Bene, lo stesso Trippel è il padre del brevetto delle ali di gabbiano della Mercedes Gullwing. Chiuderei quindi il discorso come lo abbiamo aperto, con la citazione di un Maestro: «Questo deve essere il modo che hanno i tedeschi di esprimere il loro senso dell’umorismo», Jeremy Clarkson.
Avanziamo nella traversata degli inferi accompagnati dai grandi classici presenti in fiera.
Ci si può muovere tra gli stand di ricambisti, attrezzisti e qualche imbonitore, solo saltuariamente intervallati da banchi di vini francesi.
Nel mentre, figuranti in costume d’epoca circolano su bicicli ultracentenari, concedendosi soste per chiacchiere e fotografie, e i servizi di ristorazione si animano di vapore per tenere in marcia i pellegrini.
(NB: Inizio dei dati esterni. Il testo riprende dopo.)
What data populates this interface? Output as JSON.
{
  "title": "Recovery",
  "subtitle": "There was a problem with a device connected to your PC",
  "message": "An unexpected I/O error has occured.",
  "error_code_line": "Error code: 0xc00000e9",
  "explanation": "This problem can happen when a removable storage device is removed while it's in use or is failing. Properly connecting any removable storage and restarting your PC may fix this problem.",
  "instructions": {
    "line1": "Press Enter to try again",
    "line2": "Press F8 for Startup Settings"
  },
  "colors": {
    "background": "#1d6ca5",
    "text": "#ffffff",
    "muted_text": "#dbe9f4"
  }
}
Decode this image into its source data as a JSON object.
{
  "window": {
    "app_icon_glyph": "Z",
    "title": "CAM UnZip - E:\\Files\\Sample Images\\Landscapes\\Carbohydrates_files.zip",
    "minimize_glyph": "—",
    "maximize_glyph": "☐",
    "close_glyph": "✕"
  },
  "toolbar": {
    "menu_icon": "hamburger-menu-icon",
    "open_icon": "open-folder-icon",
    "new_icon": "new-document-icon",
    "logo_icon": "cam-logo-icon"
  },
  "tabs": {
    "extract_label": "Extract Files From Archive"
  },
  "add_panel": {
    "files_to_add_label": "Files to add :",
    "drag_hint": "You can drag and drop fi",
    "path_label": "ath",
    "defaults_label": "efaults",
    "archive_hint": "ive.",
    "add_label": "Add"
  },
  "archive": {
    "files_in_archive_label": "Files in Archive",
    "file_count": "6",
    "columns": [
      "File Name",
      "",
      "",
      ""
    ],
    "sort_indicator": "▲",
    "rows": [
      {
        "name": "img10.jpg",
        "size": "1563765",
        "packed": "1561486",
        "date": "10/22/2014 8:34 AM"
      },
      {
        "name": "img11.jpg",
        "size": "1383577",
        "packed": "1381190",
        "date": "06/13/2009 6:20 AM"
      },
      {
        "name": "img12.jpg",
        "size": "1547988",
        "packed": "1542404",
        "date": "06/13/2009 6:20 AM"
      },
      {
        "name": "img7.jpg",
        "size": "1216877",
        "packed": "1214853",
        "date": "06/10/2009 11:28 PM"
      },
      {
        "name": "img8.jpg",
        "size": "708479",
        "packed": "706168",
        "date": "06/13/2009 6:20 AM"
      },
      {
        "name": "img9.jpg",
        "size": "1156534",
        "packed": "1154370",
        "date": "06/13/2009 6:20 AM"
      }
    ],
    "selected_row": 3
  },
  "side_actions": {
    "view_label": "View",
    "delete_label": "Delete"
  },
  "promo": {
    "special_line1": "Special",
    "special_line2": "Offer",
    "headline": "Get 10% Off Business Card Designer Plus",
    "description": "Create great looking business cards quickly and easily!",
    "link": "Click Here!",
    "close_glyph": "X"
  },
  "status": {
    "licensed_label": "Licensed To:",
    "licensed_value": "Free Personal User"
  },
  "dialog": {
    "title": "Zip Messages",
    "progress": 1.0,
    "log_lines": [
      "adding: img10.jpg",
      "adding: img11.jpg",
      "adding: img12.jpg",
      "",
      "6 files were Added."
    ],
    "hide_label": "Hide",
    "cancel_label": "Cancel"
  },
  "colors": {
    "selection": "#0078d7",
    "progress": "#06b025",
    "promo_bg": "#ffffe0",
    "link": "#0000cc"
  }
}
Non ce ne sono altri all’esterno, se non all’ingresso, dove però si invalida il biglietto.

Il passo conduce quindi agli immancabili club.
Club specifici per modello, in particolare dei marchi nazionali parcheggiati nelle memorie più remote, che qui è facile trovino spazio. Colpisce come, almeno a prima vista, abbiano tutti piena credibilità, e avendone il tempo, verrebbe da fermarsi a scambiare due parole con ognuno di loro.

Per concludere, prima di ascendere verso l’espiazione al secondo piano, è immancabile un passaggio dal Club dei Teuf-Teuf. Un appuntamento fisso che, grazie alle loro efficienti vetture anteguerra, permette ai visitatori di fare prove dinamiche attorno al padiglione.
Si tratta però di un’annata leggermente diversa per loro: lo stand è come sempre collocato al margine del padiglione in modo da agevolare l’uscita dei veicoli, ma cambiati ora gli spazi espositivi, non si vede più il solito rettilineo.

Le due ali di pubblico in stile rallye, che prima affiancavano le anzianotte durante i picchi di affluenza, oggi non trovano la loro linea, e si perdono in un piazzale leggermente spoglio dove le vetture girano in tondo.
L’area è cinque volte più grande rispetto alla solita metratura, ma l’effetto “giro di giostra” non coinvolge come prima.

Era stato invece memorabile, durante le edizioni precedenti, il passaggio sismico di una replica del carro di Cugnot (1771), alternato quasi surrealmente a quello di un carro armato. Per quest’ultimo, era presente anche quest’anno la delegazione del Musée des Blindés di Saumur, nella Valle della Loira, non deludendo i visitatori che tradizionalmente si aspettano i mezzi corazzati.

Per rivedere i lotti venduti, invenduti e quotazioni, rimando a Gooding Christie’s.
«Il treno è sempre bello, il treno è sempre il treno», diceva il Maestro.